Ce système est recommandé pour les groupes décentralisés, ceux où
le contrôle de la gestion
opérationnelle (gestion commerciale, gestion industrielle) se réalise
au niveau de la filiale à
partir de ses propres indicateurs (essentiellement physiques), et où le
contrôle de gestion du siège
est surtout un contrôle financier. Le SUIG est aussi recommandé
aux groupes à activité
unique (sidérurgie, presse, édition…). Dans une telle situation, un
contrôle de gestion depuis
le siège est efficace, car les informations sont pertinentes et
suffisantes pour appréhender
l’activité de chaque entité.
Par contre, le SUIG est
déconseillé pour les petits groupes diversifiés sans réel contrôle de
gestion dans les unités. La
disposition de la seule information financière est insuffisante pour
assurer le contrôle depuis
le siège.
b. Fonctionnement
La comptabilité réalise ses
calculs en faisant référence aux structures juridiques. Le contrôle
de gestion analyse les
résultats par branche, par zone géographique, par fonction, etc.
A l’intérieur d’un groupe,
nombreuses sont les filiales qui ont des activités multibranches.
Aucun problème ne se pose
pour celles où chaque métier est exercé par un établissement
distinct ayant sa propre
comptabilité.
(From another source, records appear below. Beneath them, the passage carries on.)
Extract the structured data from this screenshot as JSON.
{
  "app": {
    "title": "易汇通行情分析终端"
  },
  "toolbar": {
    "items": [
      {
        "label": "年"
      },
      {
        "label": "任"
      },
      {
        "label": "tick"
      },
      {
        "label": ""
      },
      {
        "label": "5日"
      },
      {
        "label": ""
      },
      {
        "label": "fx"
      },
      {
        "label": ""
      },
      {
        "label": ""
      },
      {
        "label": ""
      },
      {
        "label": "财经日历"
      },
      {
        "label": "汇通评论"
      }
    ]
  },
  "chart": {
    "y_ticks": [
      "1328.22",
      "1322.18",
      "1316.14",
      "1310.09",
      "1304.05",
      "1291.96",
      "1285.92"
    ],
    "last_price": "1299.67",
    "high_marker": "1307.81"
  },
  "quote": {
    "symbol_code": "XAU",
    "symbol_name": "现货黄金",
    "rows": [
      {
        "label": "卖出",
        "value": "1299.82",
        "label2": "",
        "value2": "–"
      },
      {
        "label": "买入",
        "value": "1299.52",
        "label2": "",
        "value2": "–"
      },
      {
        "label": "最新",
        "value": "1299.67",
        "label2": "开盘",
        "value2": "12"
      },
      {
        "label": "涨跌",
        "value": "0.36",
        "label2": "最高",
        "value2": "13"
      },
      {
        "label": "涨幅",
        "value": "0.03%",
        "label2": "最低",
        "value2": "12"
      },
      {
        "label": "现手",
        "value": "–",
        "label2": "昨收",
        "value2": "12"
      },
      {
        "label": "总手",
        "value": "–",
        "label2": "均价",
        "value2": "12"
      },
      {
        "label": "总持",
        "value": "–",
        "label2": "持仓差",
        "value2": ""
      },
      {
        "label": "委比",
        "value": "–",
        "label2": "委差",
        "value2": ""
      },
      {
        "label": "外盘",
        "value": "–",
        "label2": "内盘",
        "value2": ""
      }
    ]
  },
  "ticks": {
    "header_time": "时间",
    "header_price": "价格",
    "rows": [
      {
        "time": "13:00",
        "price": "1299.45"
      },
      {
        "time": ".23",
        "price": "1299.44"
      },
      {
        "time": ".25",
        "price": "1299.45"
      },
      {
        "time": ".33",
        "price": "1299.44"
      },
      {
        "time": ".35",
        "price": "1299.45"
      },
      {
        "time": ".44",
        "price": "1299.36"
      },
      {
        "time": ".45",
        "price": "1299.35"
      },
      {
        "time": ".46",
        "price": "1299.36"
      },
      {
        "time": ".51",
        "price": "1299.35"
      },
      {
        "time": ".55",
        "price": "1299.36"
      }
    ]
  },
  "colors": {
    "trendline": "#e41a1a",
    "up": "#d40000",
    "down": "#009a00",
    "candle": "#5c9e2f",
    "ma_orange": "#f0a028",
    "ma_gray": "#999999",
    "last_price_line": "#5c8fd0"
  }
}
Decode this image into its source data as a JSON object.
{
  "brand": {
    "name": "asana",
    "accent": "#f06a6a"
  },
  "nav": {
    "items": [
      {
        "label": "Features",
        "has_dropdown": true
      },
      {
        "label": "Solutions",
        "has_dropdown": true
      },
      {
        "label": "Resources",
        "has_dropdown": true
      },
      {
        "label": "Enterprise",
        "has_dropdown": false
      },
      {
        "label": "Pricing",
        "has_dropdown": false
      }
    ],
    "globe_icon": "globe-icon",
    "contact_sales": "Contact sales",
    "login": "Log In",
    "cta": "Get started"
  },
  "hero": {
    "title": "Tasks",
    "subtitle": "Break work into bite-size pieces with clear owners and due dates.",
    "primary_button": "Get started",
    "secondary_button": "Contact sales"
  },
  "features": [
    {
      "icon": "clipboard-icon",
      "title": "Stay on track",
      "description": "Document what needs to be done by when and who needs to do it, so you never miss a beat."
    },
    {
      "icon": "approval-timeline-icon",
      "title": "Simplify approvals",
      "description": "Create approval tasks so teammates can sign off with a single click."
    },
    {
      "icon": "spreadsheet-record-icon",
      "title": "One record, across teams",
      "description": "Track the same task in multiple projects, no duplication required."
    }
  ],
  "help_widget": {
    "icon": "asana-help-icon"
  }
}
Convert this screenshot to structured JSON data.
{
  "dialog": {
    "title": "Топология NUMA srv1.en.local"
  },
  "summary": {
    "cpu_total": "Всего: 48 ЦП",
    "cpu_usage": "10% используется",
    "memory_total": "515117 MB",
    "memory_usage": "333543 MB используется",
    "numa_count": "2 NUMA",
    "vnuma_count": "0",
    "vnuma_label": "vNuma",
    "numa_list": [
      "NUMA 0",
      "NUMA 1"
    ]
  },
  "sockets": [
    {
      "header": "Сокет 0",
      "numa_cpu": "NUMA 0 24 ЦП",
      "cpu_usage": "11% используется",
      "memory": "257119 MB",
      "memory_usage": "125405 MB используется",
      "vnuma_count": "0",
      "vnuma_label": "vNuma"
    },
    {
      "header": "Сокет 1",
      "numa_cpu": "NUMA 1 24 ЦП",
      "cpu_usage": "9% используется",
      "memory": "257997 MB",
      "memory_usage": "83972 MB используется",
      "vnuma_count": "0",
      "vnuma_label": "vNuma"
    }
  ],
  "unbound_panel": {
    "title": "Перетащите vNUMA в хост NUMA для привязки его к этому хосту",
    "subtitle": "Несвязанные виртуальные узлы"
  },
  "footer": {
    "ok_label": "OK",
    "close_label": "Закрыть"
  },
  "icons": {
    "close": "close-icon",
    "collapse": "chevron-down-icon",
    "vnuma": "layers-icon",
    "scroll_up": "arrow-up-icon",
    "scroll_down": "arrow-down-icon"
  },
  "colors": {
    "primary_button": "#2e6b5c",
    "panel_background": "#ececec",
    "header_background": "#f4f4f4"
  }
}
Mais, dans les filiales à comptabilité unique, le SUIG
doit permettre une
comptabilité par branche.
Une première solution
consiste à restructurer le groupe et l’information comptable d’une
manière telle que l’unité de
base soit une entité opérationnelle mono-branche. Toutes les
informations seront saisies
à ce niveau et une table des structures les agrégera selon les
besoins, soit par branche,
par pays, par entité juridique.
Une deuxième solution
consiste à conserver l’organisation actuelle et à associer à chaque
donnée un code dépendant du
type d’analyse et du type de document que l’on souhaite
obtenir. Toute donnée se
verra ainsi attribuée un code branche, un code pays, un code
fonction, etc., et les états
comptables et de gestion seront la résultante de tris effectués sur tel
ou tel code.
Conclusion
Dans notre première partie,
nous avons mis en évidence l'influence de l'environnement
économique sur le
fonctionnement de l'entreprise et, par conséquent, sur l'organisation du
travail du contrôle de
gestion. Dans notre seconde partie, nous avons développé l'aspect
théorique de cette
organisation. Puis nous avons, dans notre troisième partie, confronté la
théorie à la pratique avant
d'aborder, dans notre quatrième et dernière partie, l'aspect
spécifique de l'organisation
du travail du contrôle de gestion à l'international.
En conclusion, il faut noter
que les techniques du contrôleur peuvent être les mêmes dans
toutes les entreprises mais
que le rôle, l'importance et la place accordés au contrôle de gestion
sont fonction des stratégies
adoptées, dans le cadre du métier de l'entreprise, ainsi que de la
culture de l'entreprise et
des comportements psychosociologiques des acteurs et des
dirigeants. Il n'existe donc
pas un modèle unique et universel d'organisation du travail du
contrôle de gestion, mais
autant d'organisations possibles qu'il existe d'entreprises.